A field full of new opportunities and work with the Welsh Pops Orchestra
Mike Peters and The Alarm is on the verge of releasing Poppies Falling From The Sky, an album that is the soundtrack to a motion picture film that revolves around a legendary performance from October 5, 2015. Filmed at Wales Millenium Centre with the Welsh Pops Orchestra and a blend of Acquire Choir and Morriston Orpheus Male Vocal Choir – together reaching 200 voices – the performance was another summit reached for Mike and an experience that will never leave him.
“It is how I will never give in until the day that I die. If a man can’t change the world these days, man can change his own destiny and those are the lines that come out today more so than the story of punk rock as it was written about in the beginning.”
Strength through activism
Through all of this, Mike works closely with his Love Hope Strength Foundation, the world’s leading cancer foundation, hosting marrow donor drives at concerts and festivals since 2008 and helping thousands of people defeat cancer.

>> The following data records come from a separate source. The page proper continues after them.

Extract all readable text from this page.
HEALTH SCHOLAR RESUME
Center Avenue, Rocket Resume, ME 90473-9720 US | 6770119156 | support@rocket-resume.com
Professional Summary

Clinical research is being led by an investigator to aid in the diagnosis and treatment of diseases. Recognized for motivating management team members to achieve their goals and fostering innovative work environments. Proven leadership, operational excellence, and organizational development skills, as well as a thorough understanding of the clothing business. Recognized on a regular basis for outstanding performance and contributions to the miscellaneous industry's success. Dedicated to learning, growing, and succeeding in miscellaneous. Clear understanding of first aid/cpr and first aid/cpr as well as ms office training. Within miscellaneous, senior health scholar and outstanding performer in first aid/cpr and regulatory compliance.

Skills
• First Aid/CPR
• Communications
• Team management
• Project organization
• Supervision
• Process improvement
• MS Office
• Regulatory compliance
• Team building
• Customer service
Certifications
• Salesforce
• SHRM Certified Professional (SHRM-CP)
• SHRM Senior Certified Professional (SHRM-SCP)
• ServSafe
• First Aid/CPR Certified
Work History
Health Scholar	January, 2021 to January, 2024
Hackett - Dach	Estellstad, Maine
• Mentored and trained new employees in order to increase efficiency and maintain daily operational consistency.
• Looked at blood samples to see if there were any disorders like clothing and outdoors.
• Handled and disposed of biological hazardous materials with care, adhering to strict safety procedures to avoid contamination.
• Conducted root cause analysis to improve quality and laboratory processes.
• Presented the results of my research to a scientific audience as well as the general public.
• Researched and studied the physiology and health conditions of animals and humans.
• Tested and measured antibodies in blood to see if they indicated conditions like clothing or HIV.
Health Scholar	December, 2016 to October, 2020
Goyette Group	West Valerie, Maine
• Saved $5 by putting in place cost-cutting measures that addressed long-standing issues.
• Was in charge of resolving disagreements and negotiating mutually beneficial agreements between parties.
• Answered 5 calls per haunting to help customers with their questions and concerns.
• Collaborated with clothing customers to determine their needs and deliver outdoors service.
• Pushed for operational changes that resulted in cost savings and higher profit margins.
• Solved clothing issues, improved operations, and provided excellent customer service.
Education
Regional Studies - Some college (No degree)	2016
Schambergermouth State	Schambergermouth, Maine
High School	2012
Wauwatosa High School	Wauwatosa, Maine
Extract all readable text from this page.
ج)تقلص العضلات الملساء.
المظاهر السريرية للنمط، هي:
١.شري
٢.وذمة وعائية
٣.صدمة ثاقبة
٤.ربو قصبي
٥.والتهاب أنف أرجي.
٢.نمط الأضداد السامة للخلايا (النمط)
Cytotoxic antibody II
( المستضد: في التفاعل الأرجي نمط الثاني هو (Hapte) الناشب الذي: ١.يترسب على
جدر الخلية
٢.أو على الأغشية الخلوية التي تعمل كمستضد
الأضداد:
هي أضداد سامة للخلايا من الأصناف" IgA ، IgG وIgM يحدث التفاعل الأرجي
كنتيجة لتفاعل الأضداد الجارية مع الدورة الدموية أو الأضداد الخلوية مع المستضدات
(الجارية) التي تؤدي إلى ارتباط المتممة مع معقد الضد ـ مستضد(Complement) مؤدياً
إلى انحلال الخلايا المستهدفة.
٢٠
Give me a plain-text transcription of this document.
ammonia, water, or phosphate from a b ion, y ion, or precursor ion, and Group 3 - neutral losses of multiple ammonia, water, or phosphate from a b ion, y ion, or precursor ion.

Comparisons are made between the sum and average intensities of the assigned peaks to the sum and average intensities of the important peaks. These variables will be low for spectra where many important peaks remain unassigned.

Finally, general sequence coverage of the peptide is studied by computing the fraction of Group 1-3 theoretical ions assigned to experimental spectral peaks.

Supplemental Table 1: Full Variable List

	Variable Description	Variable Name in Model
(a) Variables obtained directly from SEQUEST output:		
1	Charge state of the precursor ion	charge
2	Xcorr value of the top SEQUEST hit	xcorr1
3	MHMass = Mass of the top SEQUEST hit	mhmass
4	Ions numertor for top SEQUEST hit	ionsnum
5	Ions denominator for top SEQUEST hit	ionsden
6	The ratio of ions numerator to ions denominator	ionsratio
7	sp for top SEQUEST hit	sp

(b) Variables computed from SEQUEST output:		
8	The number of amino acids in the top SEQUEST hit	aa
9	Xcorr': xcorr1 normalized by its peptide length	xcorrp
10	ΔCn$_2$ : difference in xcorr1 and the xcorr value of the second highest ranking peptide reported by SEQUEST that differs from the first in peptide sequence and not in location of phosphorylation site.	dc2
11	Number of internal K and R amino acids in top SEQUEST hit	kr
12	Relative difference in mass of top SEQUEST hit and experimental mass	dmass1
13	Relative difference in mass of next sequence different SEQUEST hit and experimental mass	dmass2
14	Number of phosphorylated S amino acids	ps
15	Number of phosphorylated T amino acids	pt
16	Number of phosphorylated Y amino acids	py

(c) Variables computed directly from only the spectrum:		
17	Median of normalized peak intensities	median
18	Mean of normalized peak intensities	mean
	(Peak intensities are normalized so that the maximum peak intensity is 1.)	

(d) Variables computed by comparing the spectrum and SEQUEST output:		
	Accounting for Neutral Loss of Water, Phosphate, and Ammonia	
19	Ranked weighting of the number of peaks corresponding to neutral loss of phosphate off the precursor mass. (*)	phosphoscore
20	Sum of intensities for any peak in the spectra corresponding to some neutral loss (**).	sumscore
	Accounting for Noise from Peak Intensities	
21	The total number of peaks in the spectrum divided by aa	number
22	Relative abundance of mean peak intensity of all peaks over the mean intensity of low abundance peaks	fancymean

Over 150,000 people are signed up for the registry with more being added daily. Looking back at the lyric in the song “Strength,” it sums up the essence of what this charity is about: “Who will be the life blood. Coursing through my veins.”
“I did not mean it literally when I said it will be the life blood coursing through my veins, but then I was diagnosed with leukemia. On the night I was diagnosed I still went out and played a gig. I sang that song and all of the sudden it came on fire when I started to sing that line. It was like a brand new song.”
As the foundation reaches new heights and works with musicians and fans around the globe, they hope you will join in the fight and help take a stand against cancer.